Esthetische eenvoud – Wim Quist

Het nieuwe Maritiem Museum in de jaren 80 moet representatief zijn voor de havenstad Rotterdam, op een centrale plek in de stad en aan het water. De locatie aan de Leuvehaven biedt ruimte voor een museum, paviljoens en een buitenexpositie. Van de architecten die worden uitgenodigd—Aldo van Eyck, Wim Quist, Marius Duintjer, Onno Greiner en Herman Hertzberger—wordt Quist in 1981 door de selectiecommissie gekozen. Zijn eerste schetsen laten goed zien hoe het museum op de ontwerptafel tot een heldere vorm komt.

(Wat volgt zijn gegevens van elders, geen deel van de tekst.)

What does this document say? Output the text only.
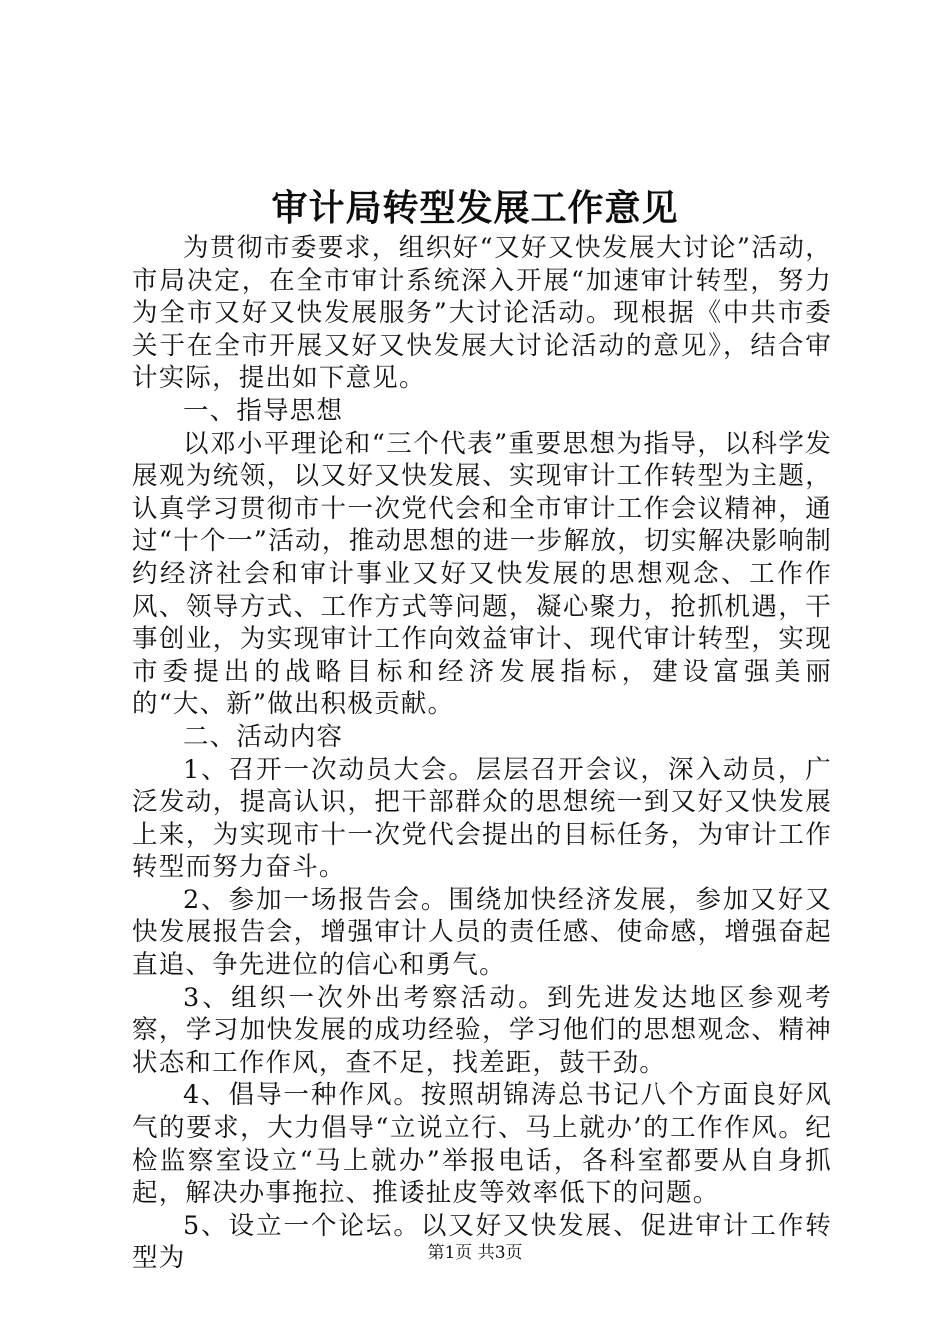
审计局转型发展工作意见

为贯彻市委要求，组织好“又好又快发展大讨论”活动，市局决定，在全市审计系统深入开展“加速审计转型，努力为全市又好又快发展服务”大讨论活动。现根据《中共市委关于在全市开展又好又快发展大讨论活动的意见》，结合审计实际，提出如下意见。

一、指导思想

以邓小平理论和“三个代表”重要思想为指导，以科学发展观为统领，以又好又快发展、实现审计工作转型为主题，认真学习贯彻市十一次党代会和全市审计工作会议精神，通过“十个一”活动，推动思想的进一步解放，切实解决影响制约经济社会和审计事业又好又快发展的思想观念、工作作风、领导方式、工作方式等问题，凝心聚力，抢抓机遇，干事创业，为实现审计工作向效益审计、现代审计转型，实现市委提出的战略目标和经济发展指标，建设富强美丽的“大、新”做出积极贡献。

二、活动内容

1、召开一次动员大会。层层召开会议，深入动员，广泛发动，提高认识，把干部群众的思想统一到又好又快发展上来，为实现市十一次党代会提出的目标任务，为审计工作转型而努力奋斗。

2、参加一场报告会。围绕加快经济发展，参加又好又快发展报告会，增强审计人员的责任感、使命感，增强奋起直追、争先进位的信心和勇气。

3、组织一次外出考察活动。到先进发达地区参观考察，学习加快发展的成功经验，学习他们的思想观念、精神状态和工作作风，查不足，找差距，鼓干劲。

4、倡导一种作风。按照胡锦涛总书记八个方面良好风气的要求，大力倡导“立说立行、马上就办’的工作作风。纪检监察室设立“马上就办”举报电话，各科室都要从自身抓起，解决办事拖拉、推诿扯皮等效率低下的问题。

5、设立一个论坛。以又好又快发展、促进审计工作转型为	第1页 共3页
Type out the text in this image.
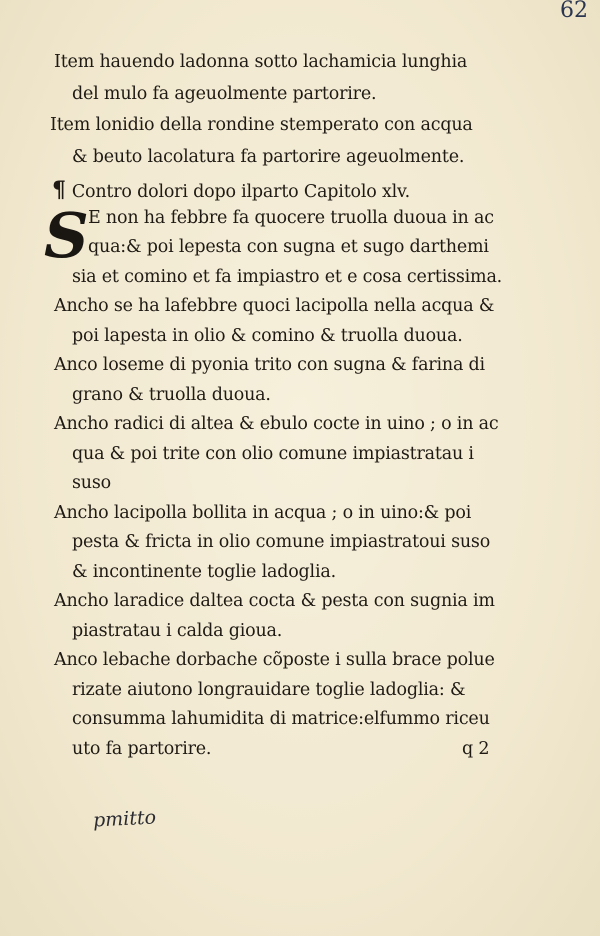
62
Item hauendo ladonna sotto lachamicia lunghia
del mulo fa ageuolmente partorire.
Item lonidio della rondine stemperato con acqua
& beuto lacolatura fa partorire ageuolmente.
¶ Contro dolori dopo ilparto Capitolo xlv.
S E non ha febbre fa quocere truolla duoua in ac
qua:& poi lepesta con sugna et sugo darthemi
sia et comino et fa impiastro et e cosa certissima.
Ancho se ha lafebbre quoci lacipolla nella acqua &
poi lapesta in olio & comino & truolla duoua.
Anco loseme di pyonia trito con sugna & farina di
grano & truolla duoua.
Ancho radici di altea & ebulo cocte in uino ; o in ac
qua & poi trite con olio comune impiastratau i
suso
Ancho lacipolla bollita in acqua ; o in uino:& poi
pesta & fricta in olio comune impiastratoui suso
& incontinente toglie ladoglia.
Ancho laradice daltea cocta & pesta con sugnia im
piastratau i calda gioua.
Anco lebache dorbache cõposte i sulla brace polue
rizate aiutono longrauidare toglie ladoglia: &
consumma lahumidita di matrice:elfummo riceu
uto fa partorire.	q 2
pmitto
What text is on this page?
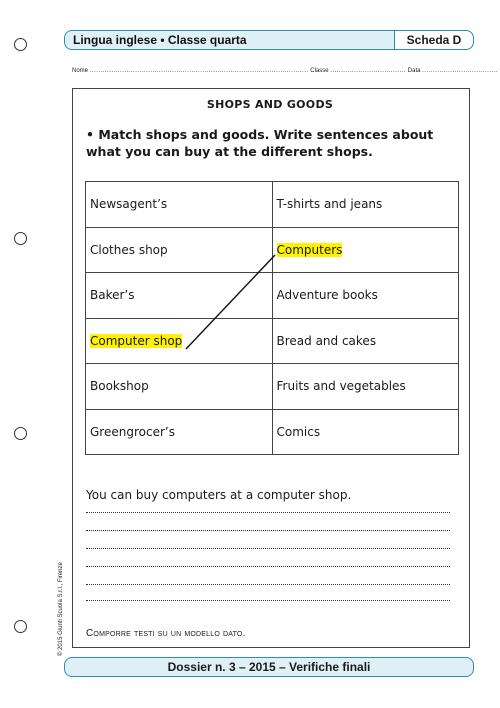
Lingua inglese • Classe quarta	Scheda D
Nome ..................................................................................................... Classe ................................... Data ...................................
SHOPS AND GOODS
• Match shops and goods. Write sentences about what you can buy at the different shops.
Newsagent’s	T-shirts and jeans
Clothes shop	Computers
Baker’s	Adventure books
Computer shop	Bread and cakes
Bookshop	Fruits and vegetables
Greengrocer’s	Comics
You can buy computers at a computer shop.
Comporre testi su un modello dato.
Dossier n. 3 – 2015 – Verifiche finali
© 2015 Giunti Scuola S.r.l., Firenze
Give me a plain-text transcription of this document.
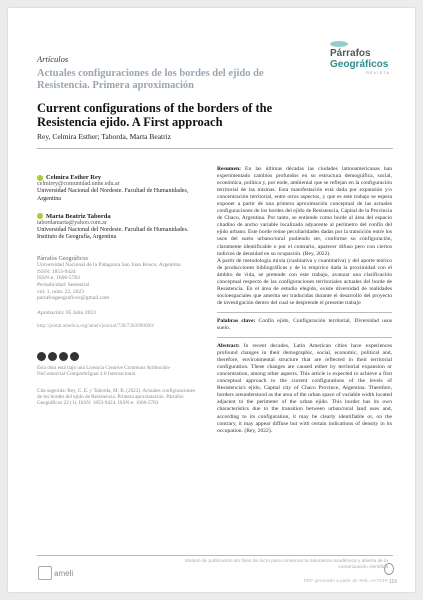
Artículos
Actuales configuraciones de los bordes del ejido de Resistencia. Primera aproximación
Current configurations of the borders of the Resistencia ejido. A First approach
Rey, Celmira Esther; Taborda, Marta Beatriz
Párrafos
Geográficos
REVISTA
Celmira Esther Rey
celmirey@comunidad.unne.edu.ar
Universidad Nacional del Nordeste. Facultad de Humanidades, Argentina
Marta Beatriz Taborda
tabordamarta@yahoo.com.ar
Universidad Nacional del Nordeste. Facultad de Humanidades. Instituto de Geografía, Argentina
Párrafos Geográficos
Universidad Nacional de la Patagonia San Juan Bosco, Argentina
ISSN: 1853-9424
ISSN-e: 1666-5783
Periodicidad: Semestral
vol. 1, núm. 22, 2023
parrafosgeograficos@gmail.com
Aprobación: 05 Julio 2023
http://portal.amelica.org/ameli/journal/738/7383990000/
Esta obra está bajo una Licencia Creative Commons Atribución-NoComercial-CompartirIgual 4.0 Internacional.
Cita sugerida: Rey, C. E. y Taborda, M. B. (2023). Actuales configuraciones de los bordes del ejido de Resistencia. Primera aproximación. Párrafos Geográficos 22 (1). ISSN: 1853-9424. ISSN-e: 1666-5783
Resumen: En las últimas décadas las ciudades latinoamericanas han experimentado cambios profundos en su estructura demográfica, social, económica, política y, por ende, ambiental que se reflejan en la configuración territorial de las mismas. Esta manifestación está dada por expansión y/o concentración territorial, entre otros aspectos, y que es este trabajo se espera exponer a partir de una primera aproximación conceptual de las actuales configuraciones de los bordes del ejido de Resistencia, Capital de la Provincia de Chaco, Argentina. Por tanto, se entiende como borde al área del espacio citadino de ancho variable localizado adyacente al perímetro del confín del ejido urbano. Este borde reúne peculiaridades dadas por la transición entre los usos del suelo urbano/rural pudiendo ser, conforme su configuración, claramente identificable o por el contrario, aparecer difuso pero con ciertos indicios de densidad en su ocupación. (Rey, 2022).
A partir de metodología mixta (cualitativa y cuantitativa) y del aporte teórico de producciones bibliográficas y de lo empírico dada la proximidad con el ámbito de vida, se pretende con este trabajo, avanzar una clarificación conceptual respecto de las configuraciones territoriales actuales del borde de Resistencia. En el área de estudio elegido, existe diversidad de realidades socioespaciales que amerita ser traducidas durante el desarrollo del proyecto de investigación dentro del cual se desprende el presente trabajo
Palabras clave: Confín ejido, Configuración territorial, Diversidad usos suelo.
Abstract: In recent decades, Latin American cities have experiences profound changes in their demographic, social, economic, political and, therefore, environmental structure that are reflected in their territorial configuration. These changes are caused either by territorial expansion or concentration, among other aspects. This article is expected to achieve a first conceptual approach to the current configurations of the levels of Resistencia's ejido, Capital city of Chaco Province, Argentina. Therefore, borders areunderstood as the area of the urban space of variable width located adjacent to the perimeter of the urban ejido. This border has its own characteristics due to the transition between urban/rural land uses and, according to its configuration, it may be clearly identifiable or, on the contrary, it may appear diffuse but with certain indications of density in its occupation. (Rey, 2022).
ameli
Modelo de publicación sin fines de lucro para conservar la naturaleza académica y abierta de la comunicación científica
PDF generado a partir de XML-JATS4R 116
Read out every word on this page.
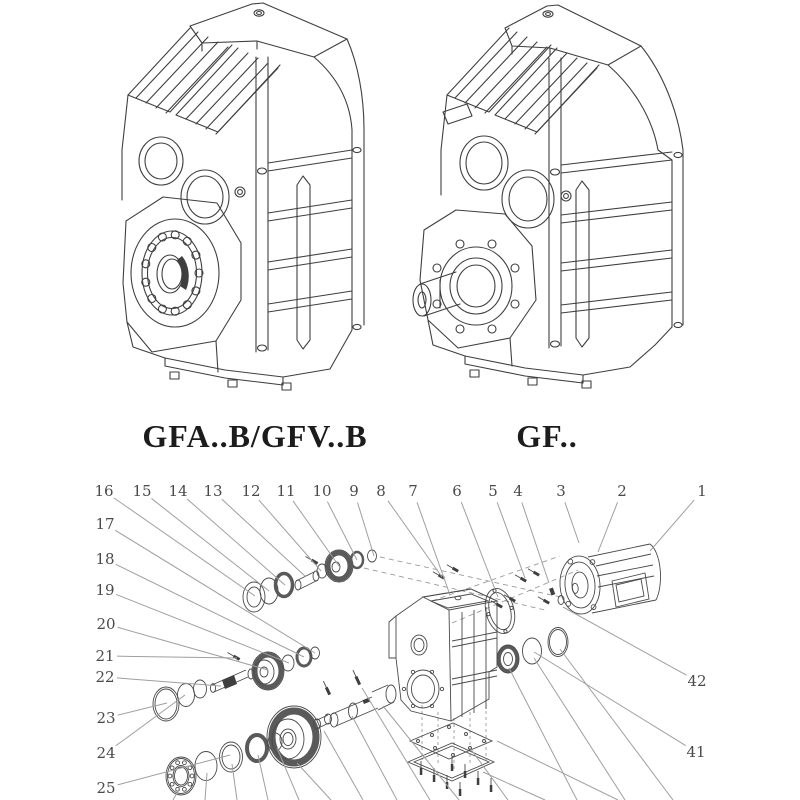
GFA..B/GFV..B	GF..
1
2
3
4
5
6
7
8
9
10
11
12
13
14
15
16
17
18
19
20
21
22
23
24
25
41
42
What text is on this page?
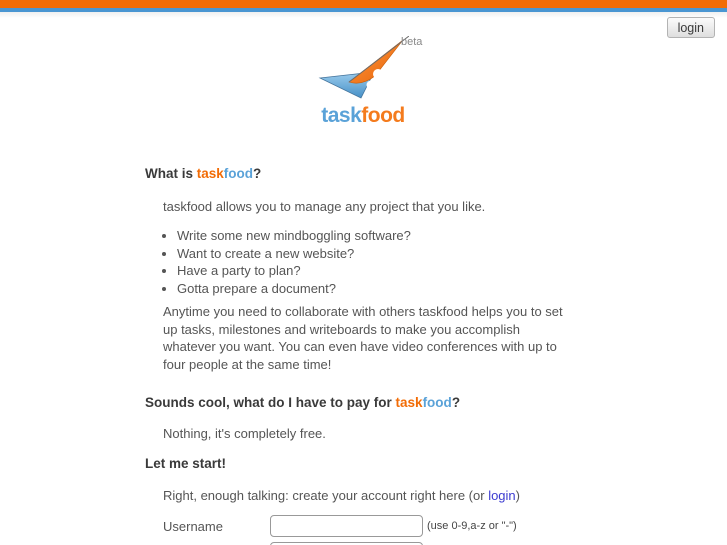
login
beta
taskfood
What is taskfood?

taskfood allows you to manage any project that you like.

• Write some new mindboggling software?
• Want to create a new website?
• Have a party to plan?
• Gotta prepare a document?
Anytime you need to collaborate with others taskfood helps you to set
up tasks, milestones and writeboards to make you accomplish
whatever you want. You can even have video conferences with up to
four people at the same time!
Sounds cool, what do I have to pay for taskfood?

Nothing, it's completely free.

Let me start!

Right, enough talking: create your account right here (or login)

Username	(use 0-9,a-z or "-")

Collectie Nieuwe Instituut, archief Wim Quist

Over Quist

Architect Wim Quist (1930-2022) maakt op jonge leeftijd naam met zijn brutalistische ontwerp voor drinkwaterproductiebedrijf Beerenplaat en bouwt daarna een veelzijdig oeuvre op: bruggen, scheepsloodsen, bedrijfspanden, kantoren en culturele gebouwen, waaronder veel musea. Kenmerkend voor de architectuur van Quist is zijn zoektocht naar de essentie, wars van modieuze tendensen. Deze weet hij in samenhangende vormen met eenduidige en eenvoudige materialen te realiseren. Zo ook bij het Maritiem Museum, waar hij een ingewikkeld programma weet te vangen in een driehoekige hoofdvorm.

Stadsarchief Rotterdam

Vides en hellingbanen

Het ontwerp voor het Maritiem Museum wordt uitgewerkt op rasterpapier, dat medebepalend wordt voor het grid van de kolommen. Het museum bestaat uit publieksruimten zoals de entreehal, het vademecum, het centrale informatiepunt, de bibliotheek en zalen voor wisseltentoonstellingen. Het ogenschijnlijk eenvoudige gebouw bestaat uit uitstekende en inspringende elementen, waarbij de arcades en vensters verrassende doorzichten bieden op stad en haven. De routing door het museum leidt afwisselend langs open en gesloten ruimtes, en neemt de bezoeker via vides en hellingbanen mee langs de vergezichten. Op deze manier brengt Quist het binnen- en buitenmuseum, de stad en haven, continue met elkaar in verbinding.